Wednesday, November 9, 2011
The End of Molasses Classes, Post 2
Ron Clark spends time talking about a parent's accountability in Part 2 of his book. There are so many of his points that I would like to turn into little articles for parents and even for teacher parents with their own children! I really like #26 where he talks about not being a helicopter parent. He reminds parents that they can't always come to the rescue and bail their children out of trouble. It is sometimes better that the child deal with the natural consequences. That is the better lesson, but as parents we want to save our children from the hurt and pain. But... it's the hurt and pain that are the lasting lesson and change the behavior- something we call learning! He also cautions against buying a video game system unless you want to police what the child is playing.
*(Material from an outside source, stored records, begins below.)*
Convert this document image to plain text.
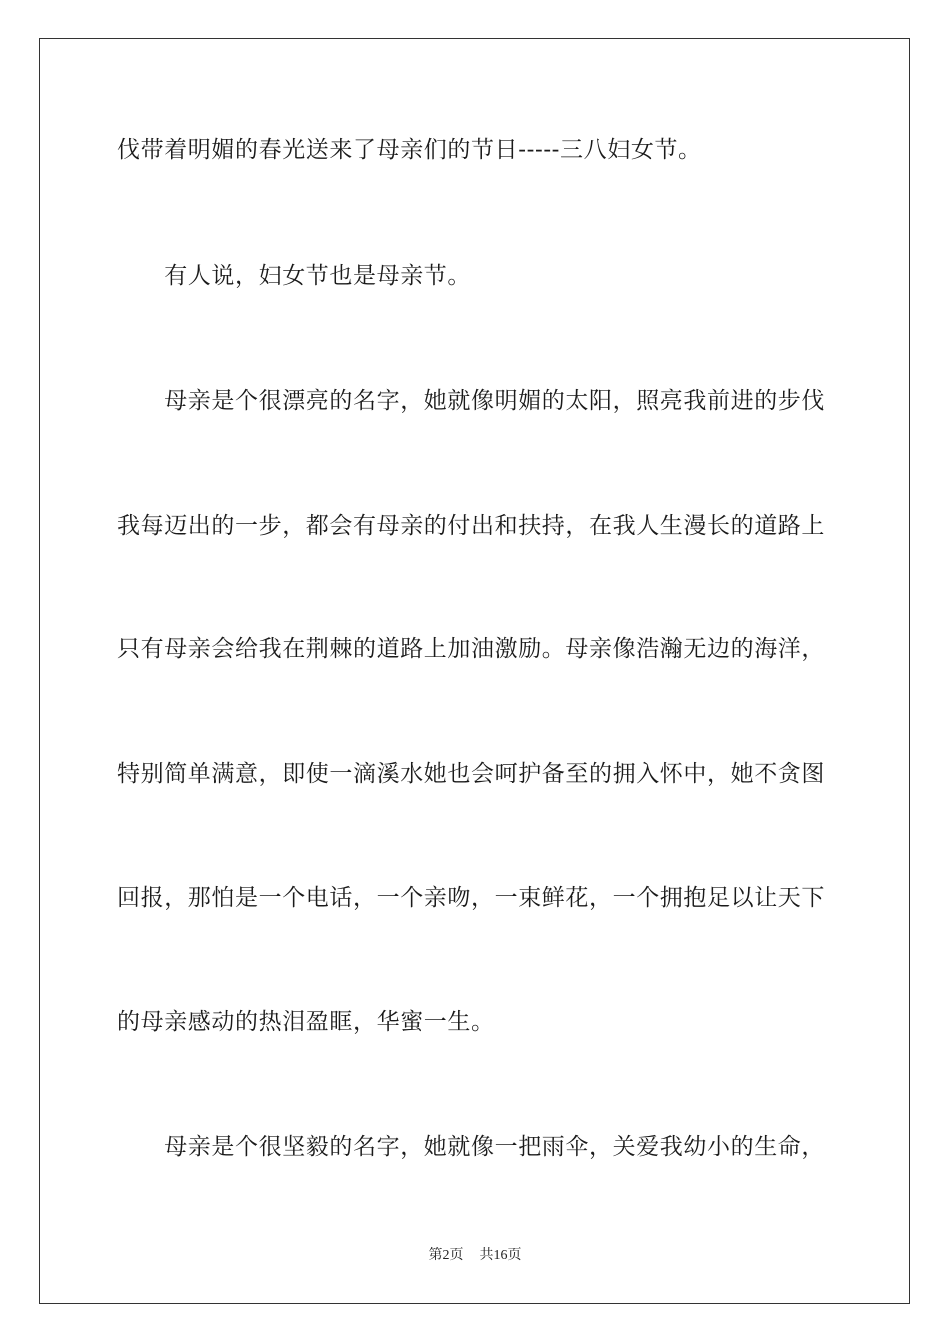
伐带着明媚的春光送来了母亲们的节日-----三八妇女节。
　　有人说，妇女节也是母亲节。
　　母亲是个很漂亮的名字，她就像明媚的太阳，照亮我前进的步伐
我每迈出的一步，都会有母亲的付出和扶持，在我人生漫长的道路上
只有母亲会给我在荆棘的道路上加油激励。母亲像浩瀚无边的海洋，
特别简单满意，即使一滴溪水她也会呵护备至的拥入怀中，她不贪图
回报，那怕是一个电话，一个亲吻，一束鲜花，一个拥抱足以让天下
的母亲感动的热泪盈眶，华蜜一生。
　　母亲是个很坚毅的名字，她就像一把雨伞，关爱我幼小的生命，
第2页 共16页
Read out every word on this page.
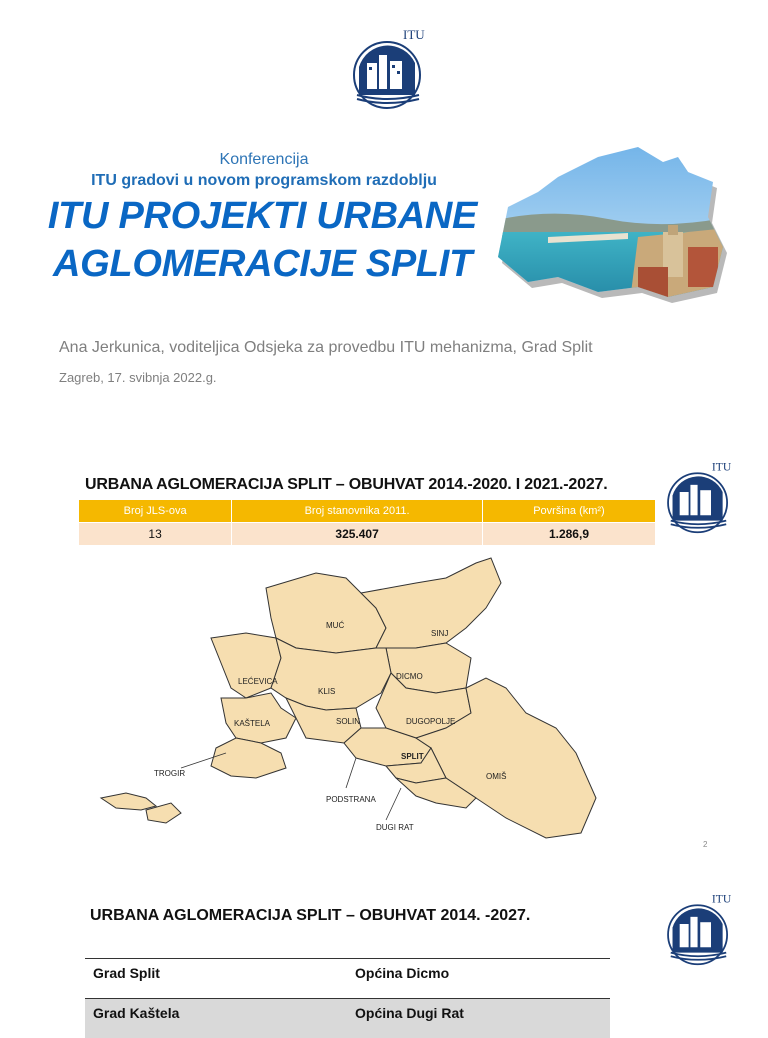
ITU
Konferencija
ITU gradovi u novom programskom razdoblju
ITU PROJEKTI URBANE
AGLOMERACIJE SPLIT
Ana Jerkunica, voditeljica Odsjeka za provedbu ITU mehanizma, Grad Split
Zagreb, 17. svibnja 2022.g.
URBANA AGLOMERACIJA SPLIT – OBUHVAT 2014.-2020. I 2021.-2027.
Broj JLS-ova	Broj stanovnika 2011.	Površina (km²)
13	325.407	1.286,9
ITU
MUĆ
SINJ
DICMO
LEĆEVICA
KLIS
KAŠTELA	SOLIN	DUGOPOLJE
SPLIT
TROGIR	OMIŠ
PODSTRANA
DUGI RAT
2
URBANA AGLOMERACIJA SPLIT – OBUHVAT 2014. -2027.
ITU
Grad Split	Općina Dicmo
Grad Kaštela	Općina Dugi Rat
I love this because I don't think parents always realize that a gaming system can become a lifelong addiction and can fill too many hours that are meant for play and fun. My all-time favorite - #32: Realize that even very good children will sometimes lie! How many times have you heard a parent say, "My child does not lie!" But the reality is that even the best of children will sometimes lie to get out of trouble. Think about your own childhood. Can't you remember at least one time that you lied. because the lie was easier than accepting the consequence? The point to this section of the book is that parents are the long term answer to a child's success. We, as teachers, can touch a child - maybe even change a child or save a child - but long after we have come and gone in a child's life, the parent will be there. Ron implores parent to be the difference in their own child's life. Right on, Ron!